En recevant à l’Elysée, pour le déjeuner, 350 députés UMP (Bravo, les économies sur les frais de bouche !), Sarkozy leur a annoncé un remaniement gouvernemental. Il a même précisé, selon un témoin, qu’il tirerait « sévèrement les conséquences du comportement des ministres ». Bravo.

Cela fait des semaines que tout le monde dit et répète que la situation n’est plus tenable. Non seulement le chef de l’Etat est, selon tous les sondages, rejeté par plus de deux tiers des Français, mais maintenant ce sont ses ministres qui, les uns après les autres, défraient la chronique avec, chaque jour, un nouveau scandale qui éclate et qui, naturellement, éclabousse toute la sarkozie.

Hier, nous étions tous d’accord, ici même, pour déclarer qu’une purge s’imposait au plus vite pour débarrasser le régime de tous ces personnages qui confondent allègrement argent public et argent privé, qui se gobergent sans pudeur aux frais de la République, qui ont des relations pour le moins compromettantes, qui usent et abusent de privilèges d’une autre époque et qu’on soupçonne, voire qu’on accuse des pires turpitudes et des pires malversations.

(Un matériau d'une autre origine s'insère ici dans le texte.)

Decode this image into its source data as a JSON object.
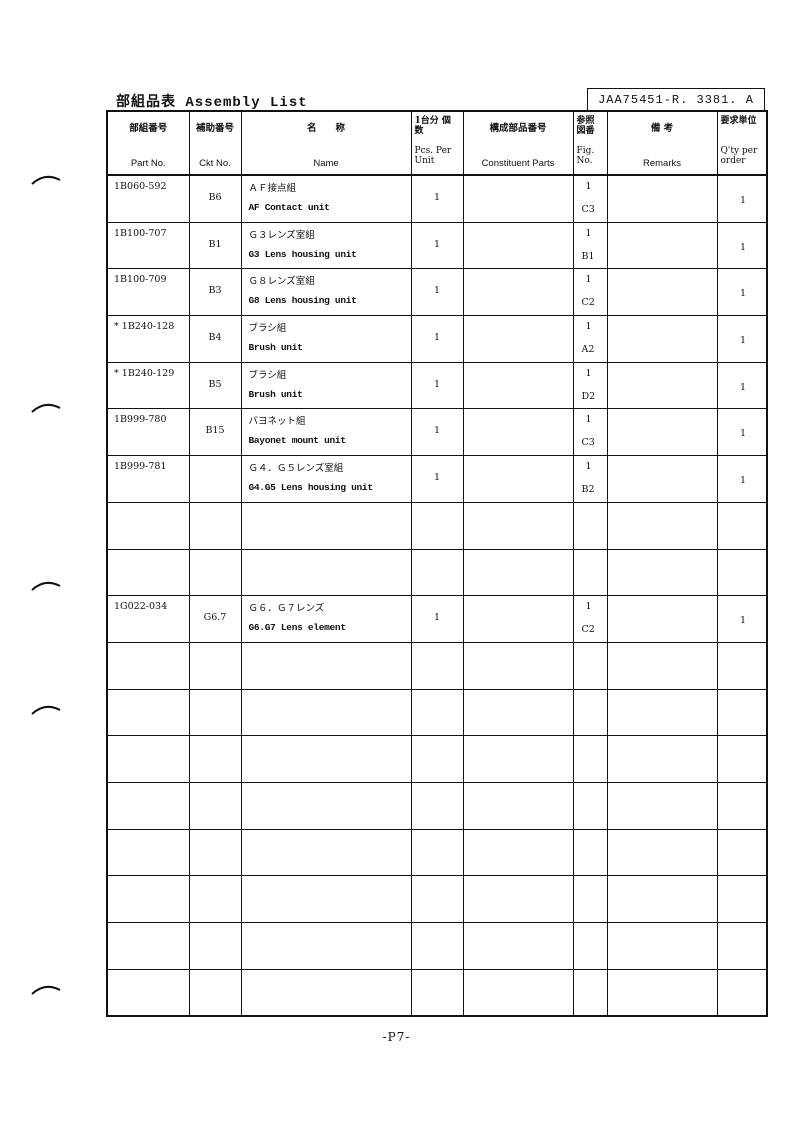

Ségolène Royal est peut-être allée un peu fort en parlant d’un « régime de corruption » et les mitterrandistes de la grande époque ne sont pas les mieux placés pour jouer les moralistes indignés, pour peu qu’on se souvienne de l’affaire Urba, du Crédit Lyonnais, des délits d’initiés, des écoutes téléphoniques, des Irlandais de Vincennes, du million de Bérégovoy, du Rainbow warrior, de la mort de Grossouvre ou même de la vie privée et compliquée de Mitterrand. Mais il est vrai que le sarkozisme d’aujourd’hui offre une image détestable.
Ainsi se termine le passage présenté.